Superannuation And Tax, What You Need To Know

Superannuation And Tax, What You Need To Know

Saving for your retirement is one of the most important things you can in you working life. With life expectancy growing and growing it is not strange for a person to reach late 80’s to mid 90’s and even people in their hundreds are becoming more and more common. Typical retirement ages are still around sixty to sixty five depending your type of employment, gender and country, which leaves you up to thirty years after retiring. To this one must add the fact that the population is becoming older and older and there are less people in working age to pay for the pensions of retired workers.

All of these factors make it very important for all of us to make the most of our pension fund. It is not only a matter of surviving during your retirement but having enough spare cash to travel, some of the little luxuries of life or just buy some presents for the grandchildren. Unless you are independently wealthy  the only way you are going to have to save the old fashioned way, that is, early and often in order to have enough for when you retire.

A significant amount of your super contributions will go toward tax so it makes sense to work out how much you are going to pay towards tax, how to pay it and how to minimize your tax costs.

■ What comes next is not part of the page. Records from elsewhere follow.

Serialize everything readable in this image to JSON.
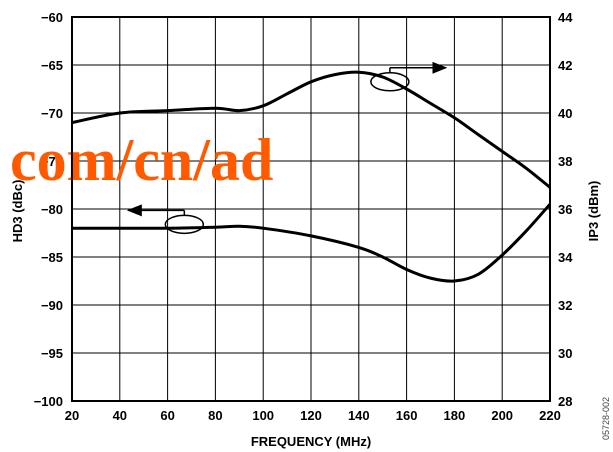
{
  "chart_data": {
    "type": "line",
    "title": "",
    "xlabel": "FREQUENCY (MHz)",
    "ylabel": "HD3 (dBc)",
    "y2label": "IP3 (dBm)",
    "xlim": [
      20,
      220
    ],
    "ylim": [
      -100,
      -60
    ],
    "y2lim": [
      28,
      44
    ],
    "x_ticks": [
      "20",
      "40",
      "60",
      "80",
      "100",
      "120",
      "140",
      "160",
      "180",
      "200",
      "220"
    ],
    "y_ticks": [
      "−60",
      "−65",
      "−70",
      "−75",
      "−80",
      "−85",
      "−90",
      "−95",
      "−100"
    ],
    "y2_ticks": [
      "44",
      "42",
      "40",
      "38",
      "36",
      "34",
      "32",
      "30",
      "28"
    ],
    "grid": true,
    "series": [
      {
        "axis": "right",
        "x": [
          20,
          40,
          60,
          80,
          90,
          100,
          110,
          120,
          130,
          140,
          150,
          160,
          170,
          180,
          190,
          200,
          210,
          220
        ],
        "y": [
          39.6,
          40.0,
          40.1,
          40.2,
          40.1,
          40.3,
          40.8,
          41.3,
          41.6,
          41.7,
          41.5,
          41.0,
          40.4,
          39.8,
          39.1,
          38.4,
          37.7,
          36.9
        ]
      },
      {
        "axis": "left",
        "x": [
          20,
          40,
          60,
          80,
          90,
          100,
          120,
          140,
          150,
          160,
          170,
          180,
          190,
          200,
          210,
          220
        ],
        "y": [
          -82.0,
          -82.0,
          -82.0,
          -81.9,
          -81.8,
          -82.0,
          -82.8,
          -84.0,
          -85.0,
          -86.3,
          -87.2,
          -87.5,
          -86.8,
          -84.8,
          -82.3,
          -79.5
        ]
      }
    ],
    "annotations": {
      "ip3_arrow": "points right to IP3 axis",
      "hd3_arrow": "points left to HD3 axis"
    }
  },
  "watermark_text": "com/cn/ad",
  "figure_id": "05728-002"
}
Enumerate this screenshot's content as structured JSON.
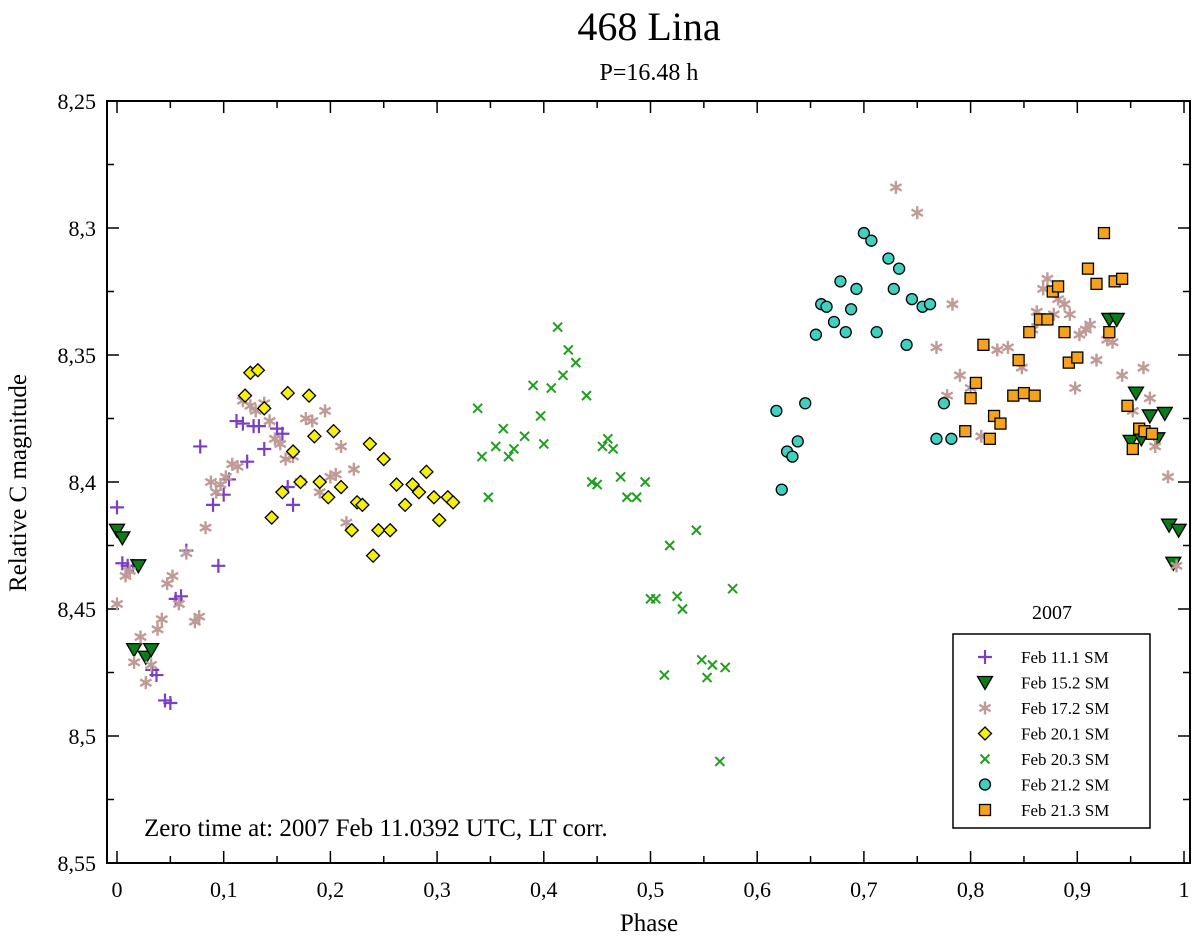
{
  "chart_data": {
    "type": "scatter",
    "title": "468 Lina",
    "subtitle": "P=16.48 h",
    "xlabel": "Phase",
    "ylabel": "Relative C magnitude",
    "xlim": [
      0,
      1
    ],
    "ylim": [
      8.25,
      8.55
    ],
    "y_inverted": true,
    "x_ticks": [
      "0",
      "0,1",
      "0,2",
      "0,3",
      "0,4",
      "0,5",
      "0,6",
      "0,7",
      "0,8",
      "0,9",
      "1"
    ],
    "y_ticks": [
      "8,25",
      "8,3",
      "8,35",
      "8,4",
      "8,45",
      "8,5",
      "8,55"
    ],
    "annotation": "Zero time at: 2007 Feb 11.0392 UTC, LT corr.",
    "legend_title": "2007",
    "legend_position": "bottom-right",
    "grid": false,
    "series": [
      {
        "name": "Feb 11.1 SM",
        "marker": "plus",
        "color": "#7b3fc4",
        "points": [
          [
            0.0,
            8.41
          ],
          [
            0.005,
            8.432
          ],
          [
            0.01,
            8.433
          ],
          [
            0.015,
            8.433
          ],
          [
            0.033,
            8.474
          ],
          [
            0.037,
            8.476
          ],
          [
            0.045,
            8.486
          ],
          [
            0.05,
            8.487
          ],
          [
            0.055,
            8.446
          ],
          [
            0.06,
            8.445
          ],
          [
            0.065,
            8.427
          ],
          [
            0.078,
            8.386
          ],
          [
            0.09,
            8.409
          ],
          [
            0.095,
            8.433
          ],
          [
            0.1,
            8.405
          ],
          [
            0.105,
            8.399
          ],
          [
            0.112,
            8.376
          ],
          [
            0.118,
            8.377
          ],
          [
            0.122,
            8.392
          ],
          [
            0.128,
            8.378
          ],
          [
            0.133,
            8.378
          ],
          [
            0.138,
            8.387
          ],
          [
            0.15,
            8.379
          ],
          [
            0.155,
            8.381
          ],
          [
            0.16,
            8.402
          ],
          [
            0.165,
            8.409
          ]
        ]
      },
      {
        "name": "Feb 15.2 SM",
        "marker": "triangle-down",
        "color": "#0a7d1a",
        "points": [
          [
            0.0,
            8.419
          ],
          [
            0.005,
            8.422
          ],
          [
            0.016,
            8.466
          ],
          [
            0.02,
            8.433
          ],
          [
            0.027,
            8.469
          ],
          [
            0.032,
            8.466
          ],
          [
            0.93,
            8.336
          ],
          [
            0.937,
            8.336
          ],
          [
            0.95,
            8.384
          ],
          [
            0.955,
            8.365
          ],
          [
            0.96,
            8.383
          ],
          [
            0.968,
            8.374
          ],
          [
            0.975,
            8.383
          ],
          [
            0.982,
            8.373
          ],
          [
            0.986,
            8.417
          ],
          [
            0.99,
            8.432
          ],
          [
            0.995,
            8.419
          ]
        ]
      },
      {
        "name": "Feb 17.2 SM",
        "marker": "asterisk",
        "color": "#c09a96",
        "points": [
          [
            0.0,
            8.448
          ],
          [
            0.008,
            8.437
          ],
          [
            0.012,
            8.435
          ],
          [
            0.016,
            8.471
          ],
          [
            0.022,
            8.461
          ],
          [
            0.027,
            8.479
          ],
          [
            0.032,
            8.472
          ],
          [
            0.038,
            8.458
          ],
          [
            0.042,
            8.454
          ],
          [
            0.047,
            8.44
          ],
          [
            0.052,
            8.437
          ],
          [
            0.058,
            8.448
          ],
          [
            0.065,
            8.428
          ],
          [
            0.073,
            8.455
          ],
          [
            0.077,
            8.453
          ],
          [
            0.083,
            8.418
          ],
          [
            0.088,
            8.4
          ],
          [
            0.093,
            8.404
          ],
          [
            0.097,
            8.401
          ],
          [
            0.102,
            8.398
          ],
          [
            0.108,
            8.393
          ],
          [
            0.113,
            8.394
          ],
          [
            0.118,
            8.368
          ],
          [
            0.125,
            8.37
          ],
          [
            0.13,
            8.372
          ],
          [
            0.138,
            8.369
          ],
          [
            0.143,
            8.376
          ],
          [
            0.148,
            8.383
          ],
          [
            0.153,
            8.385
          ],
          [
            0.158,
            8.391
          ],
          [
            0.165,
            8.39
          ],
          [
            0.172,
            8.4
          ],
          [
            0.177,
            8.375
          ],
          [
            0.183,
            8.376
          ],
          [
            0.19,
            8.404
          ],
          [
            0.195,
            8.372
          ],
          [
            0.2,
            8.398
          ],
          [
            0.205,
            8.397
          ],
          [
            0.21,
            8.386
          ],
          [
            0.215,
            8.416
          ],
          [
            0.222,
            8.395
          ],
          [
            0.73,
            8.284
          ],
          [
            0.75,
            8.294
          ],
          [
            0.768,
            8.347
          ],
          [
            0.778,
            8.366
          ],
          [
            0.783,
            8.33
          ],
          [
            0.79,
            8.358
          ],
          [
            0.8,
            8.363
          ],
          [
            0.81,
            8.382
          ],
          [
            0.825,
            8.348
          ],
          [
            0.835,
            8.347
          ],
          [
            0.848,
            8.355
          ],
          [
            0.858,
            8.34
          ],
          [
            0.862,
            8.333
          ],
          [
            0.868,
            8.324
          ],
          [
            0.872,
            8.32
          ],
          [
            0.878,
            8.334
          ],
          [
            0.882,
            8.328
          ],
          [
            0.888,
            8.33
          ],
          [
            0.893,
            8.334
          ],
          [
            0.898,
            8.363
          ],
          [
            0.902,
            8.342
          ],
          [
            0.908,
            8.34
          ],
          [
            0.912,
            8.338
          ],
          [
            0.918,
            8.352
          ],
          [
            0.928,
            8.344
          ],
          [
            0.933,
            8.345
          ],
          [
            0.942,
            8.358
          ],
          [
            0.952,
            8.372
          ],
          [
            0.962,
            8.355
          ],
          [
            0.968,
            8.367
          ],
          [
            0.973,
            8.386
          ],
          [
            0.985,
            8.398
          ],
          [
            0.993,
            8.433
          ]
        ]
      },
      {
        "name": "Feb 20.1 SM",
        "marker": "diamond",
        "color": "#f5f00a",
        "points": [
          [
            0.12,
            8.366
          ],
          [
            0.125,
            8.357
          ],
          [
            0.132,
            8.356
          ],
          [
            0.138,
            8.371
          ],
          [
            0.145,
            8.414
          ],
          [
            0.155,
            8.404
          ],
          [
            0.16,
            8.365
          ],
          [
            0.165,
            8.388
          ],
          [
            0.172,
            8.4
          ],
          [
            0.18,
            8.366
          ],
          [
            0.185,
            8.382
          ],
          [
            0.19,
            8.4
          ],
          [
            0.198,
            8.406
          ],
          [
            0.203,
            8.38
          ],
          [
            0.21,
            8.402
          ],
          [
            0.22,
            8.419
          ],
          [
            0.225,
            8.408
          ],
          [
            0.23,
            8.409
          ],
          [
            0.237,
            8.385
          ],
          [
            0.24,
            8.429
          ],
          [
            0.245,
            8.419
          ],
          [
            0.25,
            8.391
          ],
          [
            0.256,
            8.419
          ],
          [
            0.262,
            8.401
          ],
          [
            0.27,
            8.409
          ],
          [
            0.277,
            8.401
          ],
          [
            0.283,
            8.404
          ],
          [
            0.29,
            8.396
          ],
          [
            0.297,
            8.406
          ],
          [
            0.302,
            8.415
          ],
          [
            0.31,
            8.406
          ],
          [
            0.315,
            8.408
          ]
        ]
      },
      {
        "name": "Feb 20.3 SM",
        "marker": "cross",
        "color": "#1f9e1f",
        "points": [
          [
            0.338,
            8.371
          ],
          [
            0.342,
            8.39
          ],
          [
            0.348,
            8.406
          ],
          [
            0.355,
            8.386
          ],
          [
            0.362,
            8.379
          ],
          [
            0.367,
            8.39
          ],
          [
            0.372,
            8.387
          ],
          [
            0.382,
            8.382
          ],
          [
            0.39,
            8.362
          ],
          [
            0.397,
            8.374
          ],
          [
            0.4,
            8.385
          ],
          [
            0.407,
            8.363
          ],
          [
            0.413,
            8.339
          ],
          [
            0.418,
            8.358
          ],
          [
            0.423,
            8.348
          ],
          [
            0.43,
            8.353
          ],
          [
            0.44,
            8.366
          ],
          [
            0.445,
            8.4
          ],
          [
            0.45,
            8.401
          ],
          [
            0.455,
            8.386
          ],
          [
            0.46,
            8.383
          ],
          [
            0.465,
            8.387
          ],
          [
            0.472,
            8.398
          ],
          [
            0.478,
            8.406
          ],
          [
            0.487,
            8.406
          ],
          [
            0.495,
            8.4
          ],
          [
            0.5,
            8.446
          ],
          [
            0.505,
            8.446
          ],
          [
            0.513,
            8.476
          ],
          [
            0.518,
            8.425
          ],
          [
            0.525,
            8.445
          ],
          [
            0.53,
            8.45
          ],
          [
            0.543,
            8.419
          ],
          [
            0.548,
            8.47
          ],
          [
            0.553,
            8.477
          ],
          [
            0.558,
            8.472
          ],
          [
            0.565,
            8.51
          ],
          [
            0.57,
            8.473
          ],
          [
            0.577,
            8.442
          ]
        ]
      },
      {
        "name": "Feb 21.2 SM",
        "marker": "circle",
        "color": "#40d0c0",
        "points": [
          [
            0.618,
            8.372
          ],
          [
            0.623,
            8.403
          ],
          [
            0.628,
            8.388
          ],
          [
            0.633,
            8.39
          ],
          [
            0.638,
            8.384
          ],
          [
            0.645,
            8.369
          ],
          [
            0.655,
            8.342
          ],
          [
            0.66,
            8.33
          ],
          [
            0.665,
            8.331
          ],
          [
            0.672,
            8.337
          ],
          [
            0.678,
            8.321
          ],
          [
            0.683,
            8.341
          ],
          [
            0.688,
            8.332
          ],
          [
            0.693,
            8.324
          ],
          [
            0.7,
            8.302
          ],
          [
            0.707,
            8.305
          ],
          [
            0.712,
            8.341
          ],
          [
            0.723,
            8.312
          ],
          [
            0.728,
            8.324
          ],
          [
            0.733,
            8.316
          ],
          [
            0.74,
            8.346
          ],
          [
            0.745,
            8.328
          ],
          [
            0.755,
            8.331
          ],
          [
            0.762,
            8.33
          ],
          [
            0.768,
            8.383
          ],
          [
            0.775,
            8.369
          ],
          [
            0.782,
            8.383
          ]
        ]
      },
      {
        "name": "Feb 21.3 SM",
        "marker": "square",
        "color": "#f7a21b",
        "points": [
          [
            0.795,
            8.38
          ],
          [
            0.8,
            8.367
          ],
          [
            0.805,
            8.361
          ],
          [
            0.812,
            8.346
          ],
          [
            0.818,
            8.383
          ],
          [
            0.822,
            8.374
          ],
          [
            0.828,
            8.377
          ],
          [
            0.84,
            8.366
          ],
          [
            0.845,
            8.352
          ],
          [
            0.85,
            8.365
          ],
          [
            0.855,
            8.341
          ],
          [
            0.86,
            8.366
          ],
          [
            0.865,
            8.336
          ],
          [
            0.872,
            8.336
          ],
          [
            0.877,
            8.325
          ],
          [
            0.882,
            8.323
          ],
          [
            0.888,
            8.341
          ],
          [
            0.892,
            8.353
          ],
          [
            0.9,
            8.351
          ],
          [
            0.91,
            8.316
          ],
          [
            0.918,
            8.322
          ],
          [
            0.925,
            8.302
          ],
          [
            0.93,
            8.341
          ],
          [
            0.935,
            8.321
          ],
          [
            0.942,
            8.32
          ],
          [
            0.947,
            8.37
          ],
          [
            0.952,
            8.387
          ],
          [
            0.958,
            8.379
          ],
          [
            0.963,
            8.38
          ],
          [
            0.97,
            8.381
          ]
        ]
      }
    ]
  }
}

Paying the tax on superannuation is a relatively easy operation as most of the steps are automated by the system. There are three main factors that determine how much tax you will be obliged to pay.

You will need to know:
1)    What part of your super payout is taxable and what is tax free.
This will depend on where you work and what type of accounts you have paid into to build up your super. If you have worked for the government you might have received tax free super contributions. You might also have received tax free payments or payments where the tax has already been paid if you have been a member of a different super or pension fund. Whatever the case you can find out by asking your super fund managers what component of your super is still taxable.

2)    The age at which you receive the super payout.
The whole purpose of a super is to help you save for your retirement not earlier. The older you are and especially if you are in pensionable age will determine (among other factors) how much tax you pay.

3)    The payment type you choose.
When you receive a super payment you can choose to get the lump sum and invest it / use it as you wish or receive it as a monthly payments just like a regular pension. If you choose to receive it regularly you allow the super fund to continue investing your pending lump sum reducing the tax rate you will have to pay.